The bacteria that make up the microbiome of the human intestines play many different roles. In healthy individuals we can find commensal and pathobiont strains of bacteria. Commensal bacteria are bacterial strains that help shape immune function, provide scarce nutrients, aid in digestion, and maintain balance (homeostasis) in the gut. Pathobionts are bacterial strains that benefit the host like commensals or have no effect on the host under homeostatic conditions. When the gut microbiome is unbalanced (dysbiosis), these pathobionts can behave like pathogenic bacteria. Dysbiosis occurs when the host becomes immunocompromised, there is a loss of commensal diversity, an overgrowth of pathobionts, or colonization by pathogenic bacteria. Our project aims to better understand how changes in the gut microbiome enable pathogenic bacteria to take over niches previously occupied by commensals or utilize new niches and cause disease. The genetic factors that are required for these bacteria to bind to the host mucosal surface could be used as novel vaccine targets. If we were to identify variants of adherence factors associated with bacteria that can translocate into the bloodstream, we could potentially use that factors to design a vaccine that specifically targets bacteria that cause bacteremia and sepsis.
Enterobacteriaceae and Enterococcaceae are the most prominent bacterial superfamilies that cause bacteremia and sepsis. The Enterobacteriaceae family is made up of Gram-negative bacteria, and the species of most concern are Escherichia coli and Klebsiella pneumoniae. The Enterococcaceae family is made up of Gram-positive bacteria, and the species of most concern are Enterococcus faecalis and Enterococcus faecium. These species are also ESKAPE pathogens. ESKAPE pathogens are a group of bacteria that are multidrug resistant (MDR), responsible for the majority of hospital acquired infections, and are associated with the highest risk of mortality. This makes treating these infections difficult and expensive. These MDR bacteria are called ESKAPE (Enterococcus faecium, Staphylococcus aureus, Klebsiella pneumoniae, Acinetobacter baumannii, Pseudomonas aeruginosa, Enterobacter species and Escherichia coli) pathogens as they can ‘escape’ the biocidal action of antimicrobial agents. There are no vaccines for any of these species.

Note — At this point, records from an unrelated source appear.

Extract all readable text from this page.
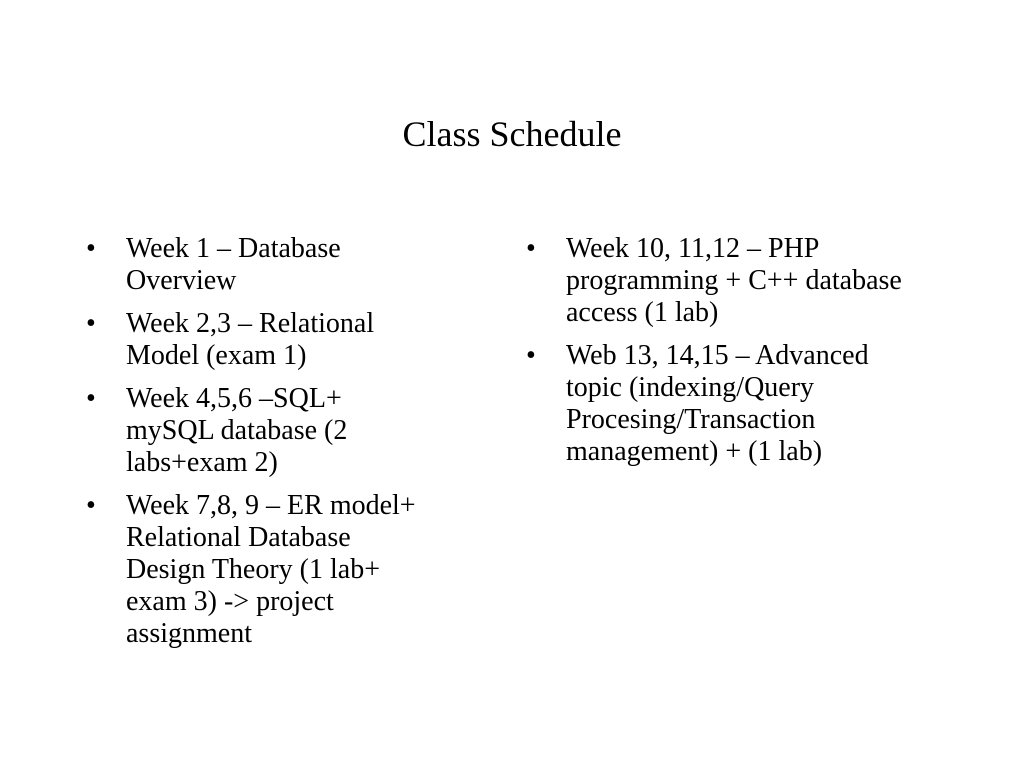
Class Schedule
• Week 1 – Database
Overview
• Week 2,3 – Relational
Model (exam 1)
• Week 4,5,6 –SQL+
mySQL database (2
labs+exam 2)
• Week 7,8, 9 – ER model+
Relational Database
Design Theory (1 lab+
exam 3) -> project
assignment
• Week 10, 11,12 – PHP
programming + C++ database
access (1 lab)
• Web 13, 14,15 – Advanced
topic (indexing/Query
Procesing/Transaction
management) + (1 lab)
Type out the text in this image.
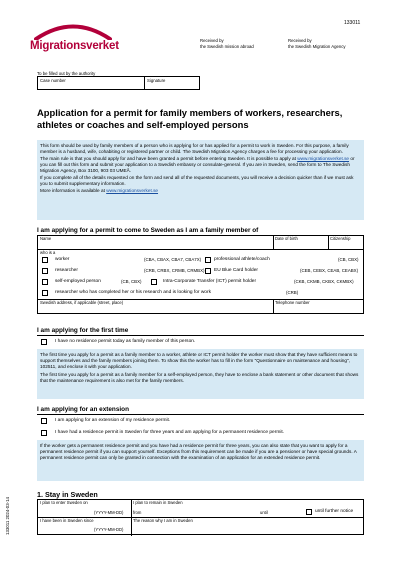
Migrationsverket
133011
Received by
the Swedish mission abroad
Received by
the Swedish Migration Agency
To be filled out by the authority
Case number	Signature
Application for a permit for family members of workers, researchers, athletes or coaches and self-employed persons

This form should be used by family members of a person who is applying for or has applied for a permit to work in Sweden. For this purpose, a family member is a husband, wife, cohabiting or registered partner or child. The Swedish Migration Agency charges a fee for processing your application.

The main rule is that you should apply for and have been granted a permit before entering Sweden. It is possible to apply at www.migrationsverket.se or you can fill out this form and submit your application to a Swedish embassy or consulate-general. If you are in Sweden, send the form to The Swedish Migration Agency, Box 3100, 903 03 UMEÅ.

If you complete all of the details requested on the form and send all of the requested documents, you will receive a decision quicker than if we must ask you to submit supplementary information.

More information is available at www.migrationsverket.se

I am applying for a permit to come to Sweden as I am a family member of
Name	Date of birth	Citizenship
who is a
worker	(CBA, CBAX, CBA7, CBA7X)	professional athlete/coach	(CB, CBX)
researcher	(CRB, CRBX, CRMB, CRMBX) EU Blue Card holder	(CEB, CEBX, CEAB, CEABX)
self-employed person	(CB, CBX)	Intra-Corporate Transfer (ICT) permit holder	(CKB, CKMB, CKBX, CKMBX)
researcher who has completed her or his research and is looking for work	(CRB)
Swedish address, if applicable (street, place)	Telephone number
I am applying for the first time
I have no residence permit today as family member of this person.

The first time you apply for a permit as a family member to a worker, athlete or ICT permit holder the worker must show that they have sufficient means to support themselves and the family members joining them. To show this the worker has to fill in the form "Questionnaire on maintenance and housing", 102511, and enclose it with your application.

The first time you apply for a permit as a family member for a self-employed person, they have to enclose a bank statement or other document that shows that the maintenance requirement is also met for the family members.

I am applying for an extension
I am applying for an extension of my residence permit.
I have had a residence permit in Sweden for three years and am applying for a permanent residence permit.

If the worker gets a permanent residence permit and you have had a residence permit for three years, you can also state that you want to apply for a permanent residence permit if you can support yourself. Exceptions from this requirement can be made if you are a pensioner or have special grounds. A permanent residence permit can only be granted in connection with the examination of an application for an extended residence permit.

1. Stay in Sweden
I plan to enter Sweden on
(YYYY-MM-DD)
I plan to remain in Sweden
from	until	until further notice
I have been in Sweden since
(YYYY-MM-DD)
The reason why I am in Sweden
133011 2024-03-14
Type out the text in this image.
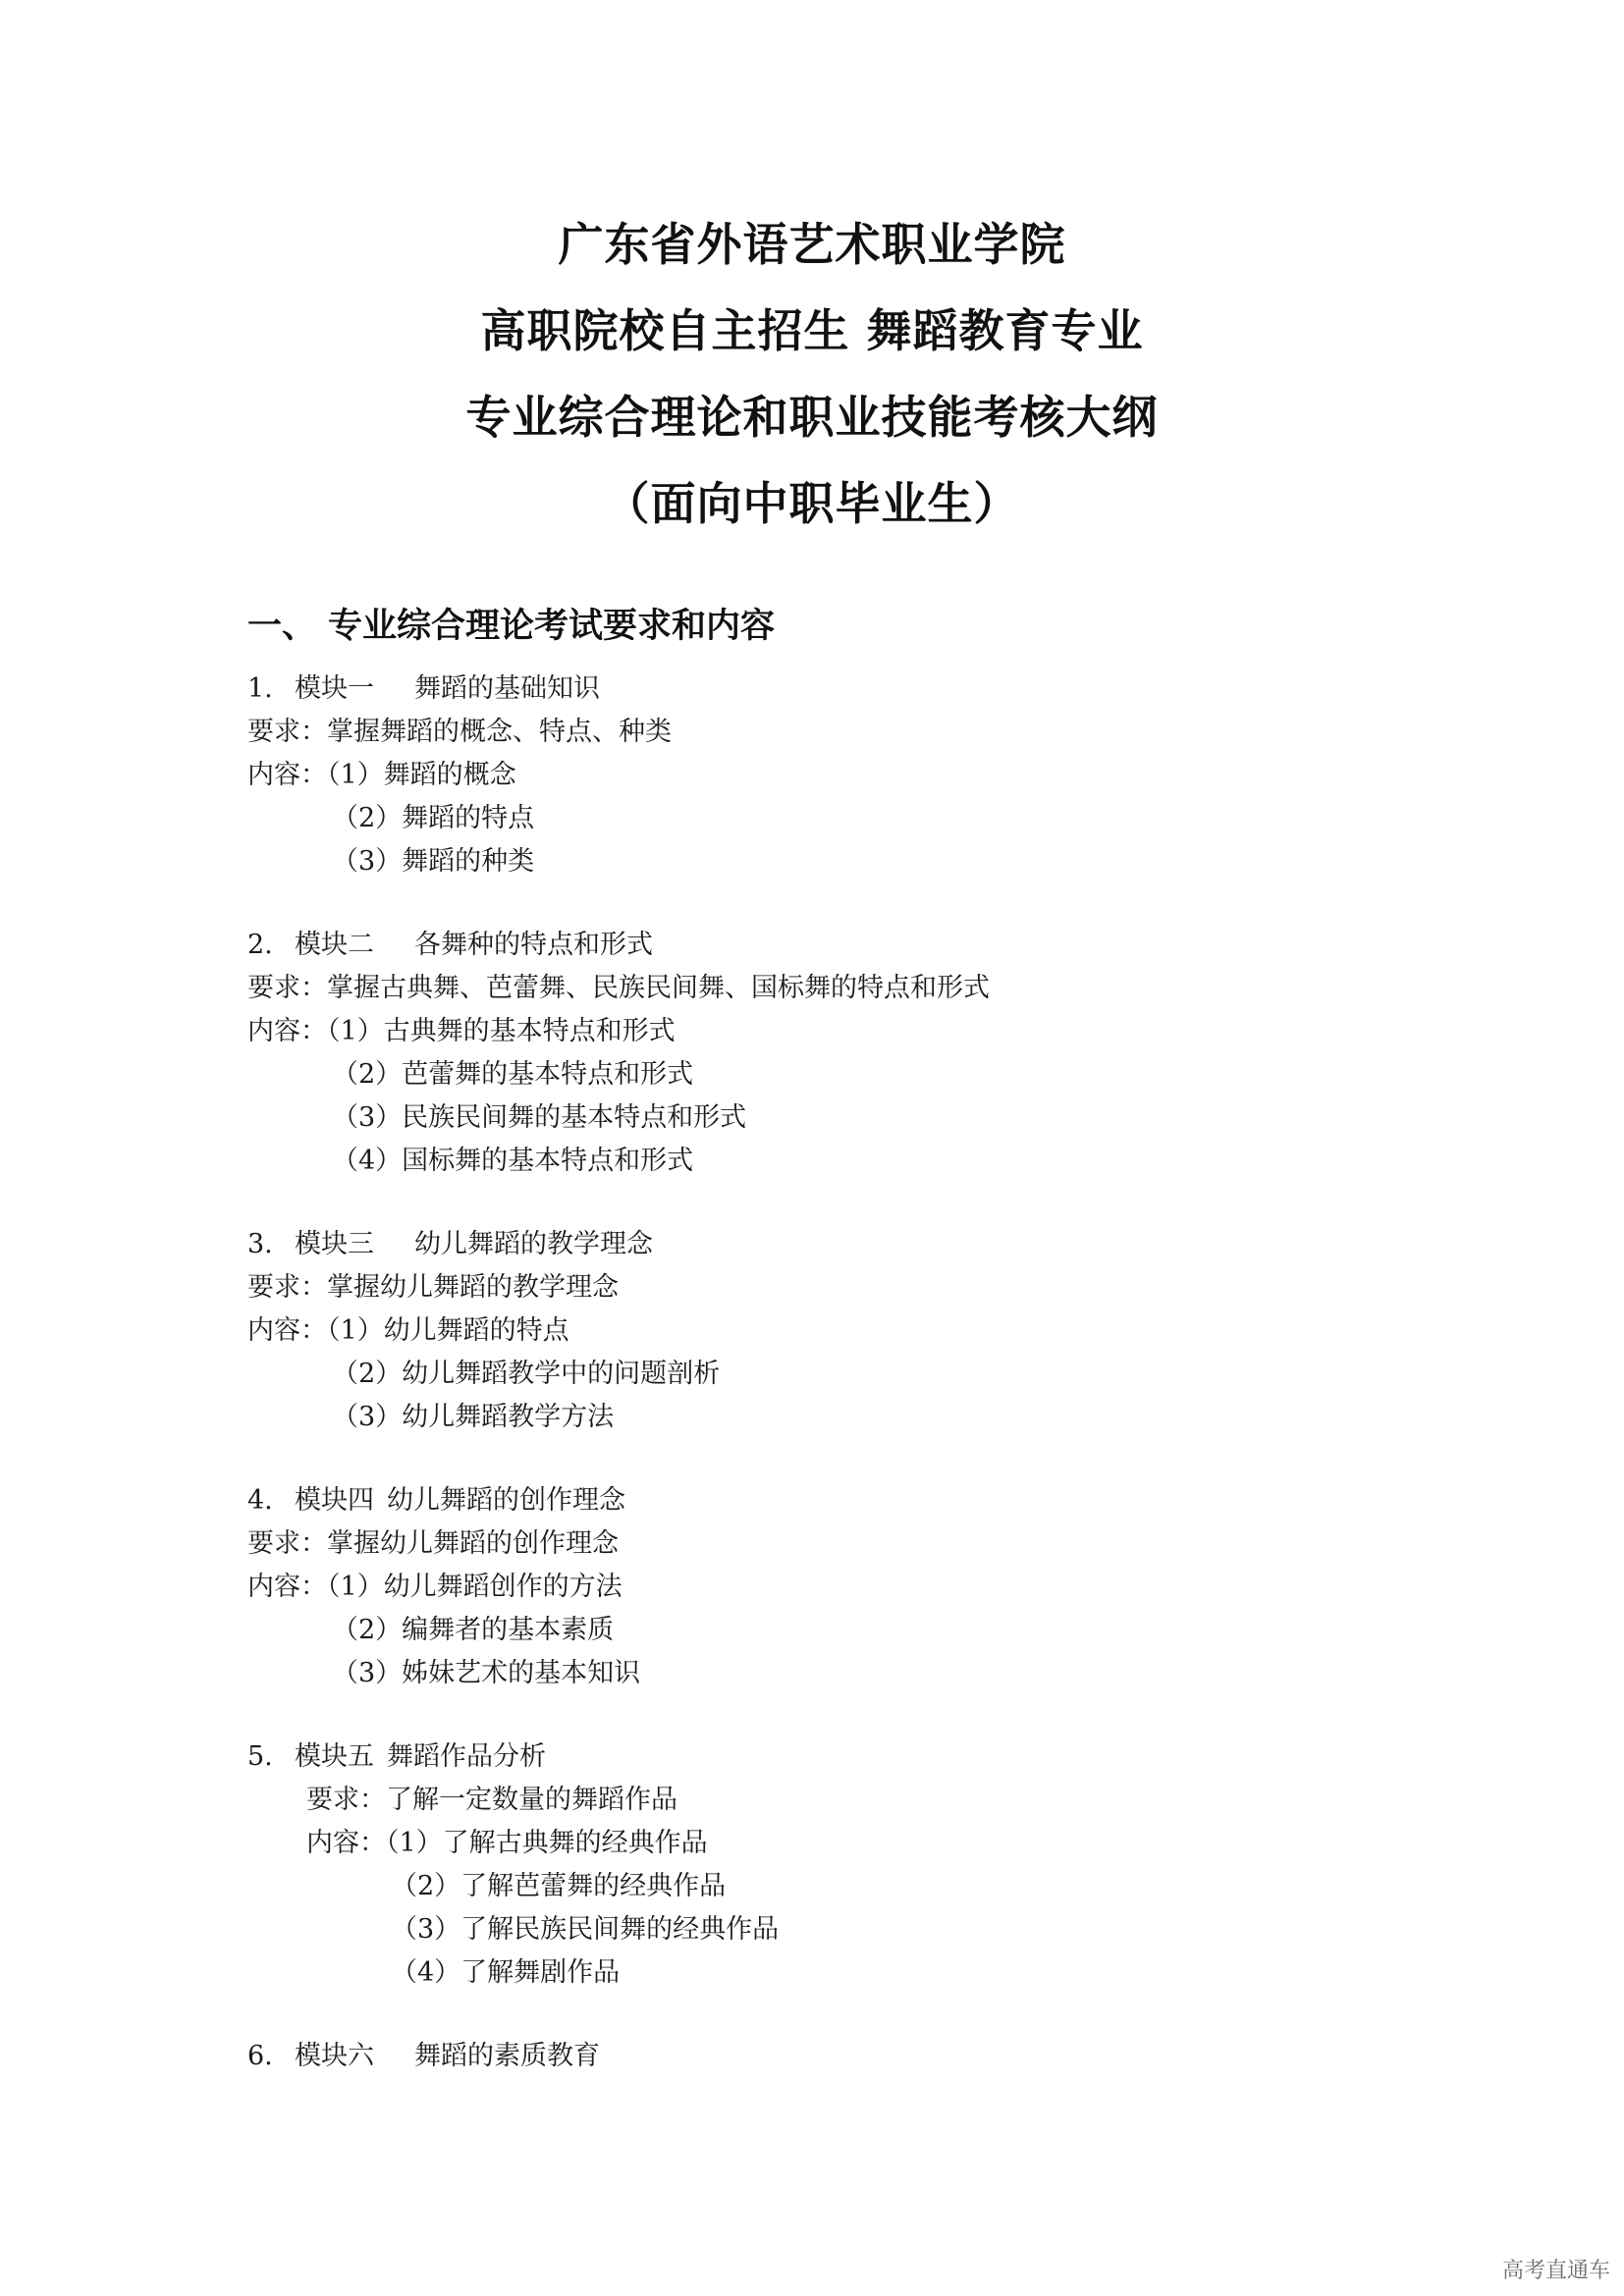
广东省外语艺术职业学院
高职院校自主招生 舞蹈教育专业
专业综合理论和职业技能考核大纲
（面向中职毕业生）
一、 专业综合理论考试要求和内容
1. 模块一 舞蹈的基础知识
要求：掌握舞蹈的概念、特点、种类
内容：（1）舞蹈的概念
（2）舞蹈的特点
（3）舞蹈的种类
2. 模块二 各舞种的特点和形式
要求：掌握古典舞、芭蕾舞、民族民间舞、国标舞的特点和形式
内容：（1）古典舞的基本特点和形式
（2）芭蕾舞的基本特点和形式
（3）民族民间舞的基本特点和形式
（4）国标舞的基本特点和形式
3. 模块三 幼儿舞蹈的教学理念
要求：掌握幼儿舞蹈的教学理念
内容：（1）幼儿舞蹈的特点
（2）幼儿舞蹈教学中的问题剖析
（3）幼儿舞蹈教学方法
4. 模块四 幼儿舞蹈的创作理念
要求：掌握幼儿舞蹈的创作理念
内容：（1）幼儿舞蹈创作的方法
（2）编舞者的基本素质
（3）姊妹艺术的基本知识
5. 模块五 舞蹈作品分析
要求：了解一定数量的舞蹈作品
内容：（1）了解古典舞的经典作品
（2）了解芭蕾舞的经典作品
（3）了解民族民间舞的经典作品
（4）了解舞剧作品
6. 模块六 舞蹈的素质教育
高考直通车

The foundation project that our other bacterial GCID projects rely on is the creation of a fully annotated and searchable reference library of pathogenic and drug-resistance pathobionts that colonize the human intestines. This library is continually growing and currently contains clinical strains of Escherichia coli, Klebsiella pneumoniae, and Staphylococcus aureus. Alongside these clinical libraries we have also curated libraries of publicly available genomes for these species. Additionally, we have curated virulence databases for each of these species that we use to annotate the libraries. So far, these libraries and databases have been used to identify virulence factors that were used to create a vaccine that has been shown to be protective against ExPEC (Extraintestinal Pathogenic E. coli) colonization in a mouse model. It also enabled us to identify a new commensal-like strain that outcompetes ExPEC in mixed infections on colonoids, which we can track in a mixed population without adding barcodes using SUMMIT (Sequence Ushered Microbial Monolayer Infection Tournament), which is a new tool we designed using the reference library. Lastly, we found a potential novel function for an adhesin that pertains to bacterial-bacterial interactions and not adherence to host.
We aim to expand our libraries so that we will have libraries for each the different ESKAPE pathogen. We will also continue to use these libraries and the SUMMIT system to find virulence factors that can be used as novel vaccine targets. At the completion of the project, there will be numerous bacterial, host, and commensal targets for new drug development.